Almost immediately, I was directed to a pivotal book in my life here, a moving song there, a profound message in meditation, resolutions in dreams, powerful insights on long walks… all of these began coalescing in my life where I could better see who I was and what wasn’t to love there?! I came to the recognition very soon that I’ve traveled eons with mySelf going through thick and thin with mySelf and what finer more brilliant companion or lover could I ever have than mySelf? I actually had experiences of my divine self. I was able to more often see the beautiful perfection of the great being I am. I could now not only love myself, I could enjoy myself. I could be happy. Happiness and joy were effortless. 
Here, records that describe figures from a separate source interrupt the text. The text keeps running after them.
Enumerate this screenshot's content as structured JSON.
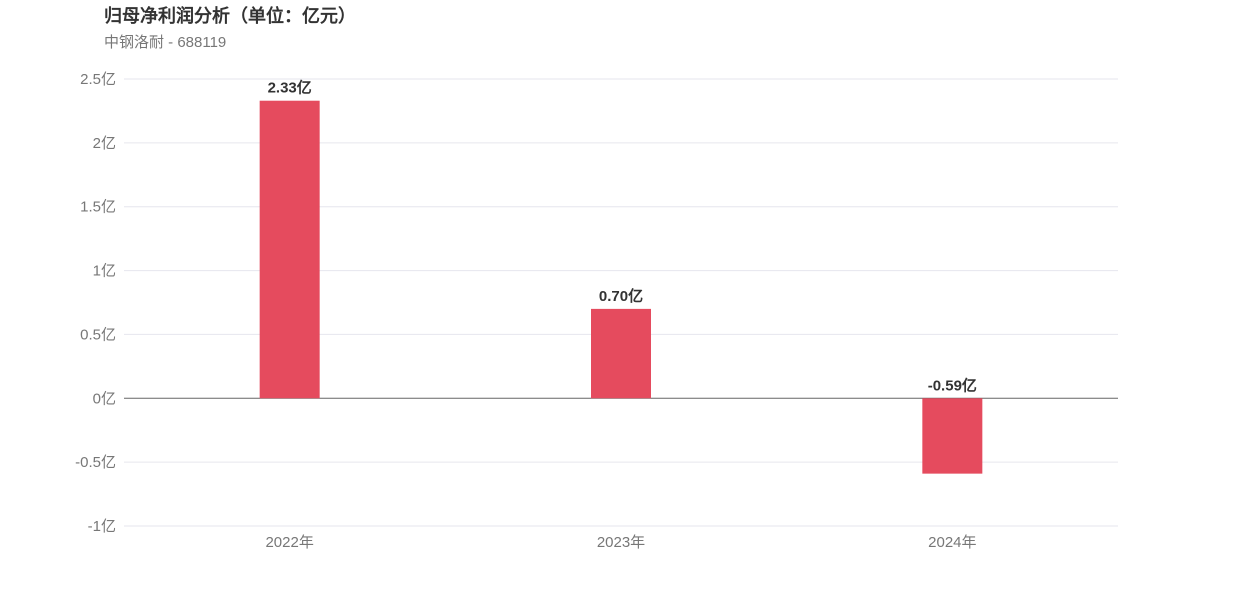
{
  "chart_data": {
    "type": "bar",
    "title": "归母净利润分析（单位：亿元）",
    "subtitle": "中钢洛耐 - 688119",
    "categories": [
      "2022年",
      "2023年",
      "2024年"
    ],
    "values": [
      2.33,
      0.7,
      -0.59
    ],
    "data_labels": [
      "2.33亿",
      "0.70亿",
      "-0.59亿"
    ],
    "ylim": [
      -1,
      2.5
    ],
    "y_ticks": [
      2.5,
      2,
      1.5,
      1,
      0.5,
      0,
      -0.5,
      -1
    ],
    "y_tick_labels": [
      "2.5亿",
      "2亿",
      "1.5亿",
      "1亿",
      "0.5亿",
      "0亿",
      "-0.5亿",
      "-1亿"
    ],
    "grid": true,
    "colors": {
      "bar": "#e54b5e",
      "grid": "#e6e6ee",
      "zero_line": "#666666"
    }
  }
}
I have continued to build on that point in my life because there’s never really an end to it. In fact, I may have only just scratched the surface. It’s hard to imagine what more love, happiness and joy will feel like or that it’s even possible but I know it is.

There is no one way to do anything. The universe is infinitely abundant. To believe there is only one way or one course to wherever it is we’re going is far too limited thinking for a being living in an infinite universe. Because of this, we don't have to feel we've messed up. The result we think we are supposed to achieve is so very often not at all what we designed for ourselves before we incarnated. We also tend to observe our actions more superficially than multidimensionally. In other words, we may think we have utterly failed but the divine, from its greater purview and depth of seeing, acknowledges it as the most perfect accomplishment even when it looks to our eyes like a failure.
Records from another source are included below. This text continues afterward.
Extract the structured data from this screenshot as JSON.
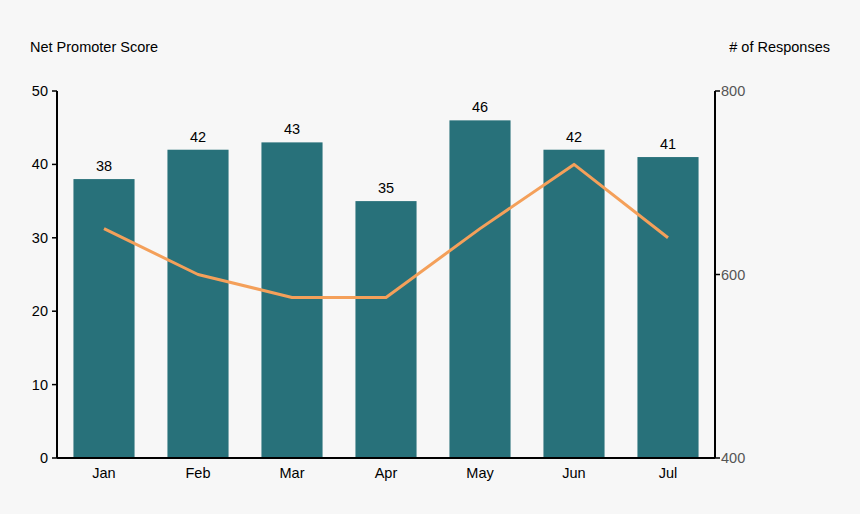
{
  "chart_data": {
    "type": "bar",
    "y_label": "Net Promoter Score",
    "y2_label": "# of Responses",
    "categories": [
      "Jan",
      "Feb",
      "Mar",
      "Apr",
      "May",
      "Jun",
      "Jul"
    ],
    "series": [
      {
        "type": "bar",
        "color": "#28717a",
        "data_labels": true,
        "values": [
          38,
          42,
          43,
          35,
          46,
          42,
          41
        ]
      },
      {
        "type": "line",
        "color": "#f4a05a",
        "axis": "y2",
        "values": [
          650,
          600,
          575,
          575,
          650,
          720,
          640
        ]
      }
    ],
    "ylim": [
      0,
      50
    ],
    "yticks": [
      0,
      10,
      20,
      30,
      40,
      50
    ],
    "y2lim": [
      400,
      800
    ],
    "y2ticks": [
      400,
      600,
      800
    ],
    "grid": false
  }
}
Stop and think about it. Our movement from sad to happy begins with choice. We are not prisoners of unhappiness unless we choose to be.

And how can we create very much of beauty in our lives if we are trying to sow the seeds of happiness, joy, creativity, productivity, and higher spirituality in lackluster depleted soil? I’m certain that I will not ascend my body from a joyless state of being. It is our fidelity to ourselves to return to our original joyful state as much as we possibly can. Heaven can be truly here on earth, right here, right now. It really begins with choice.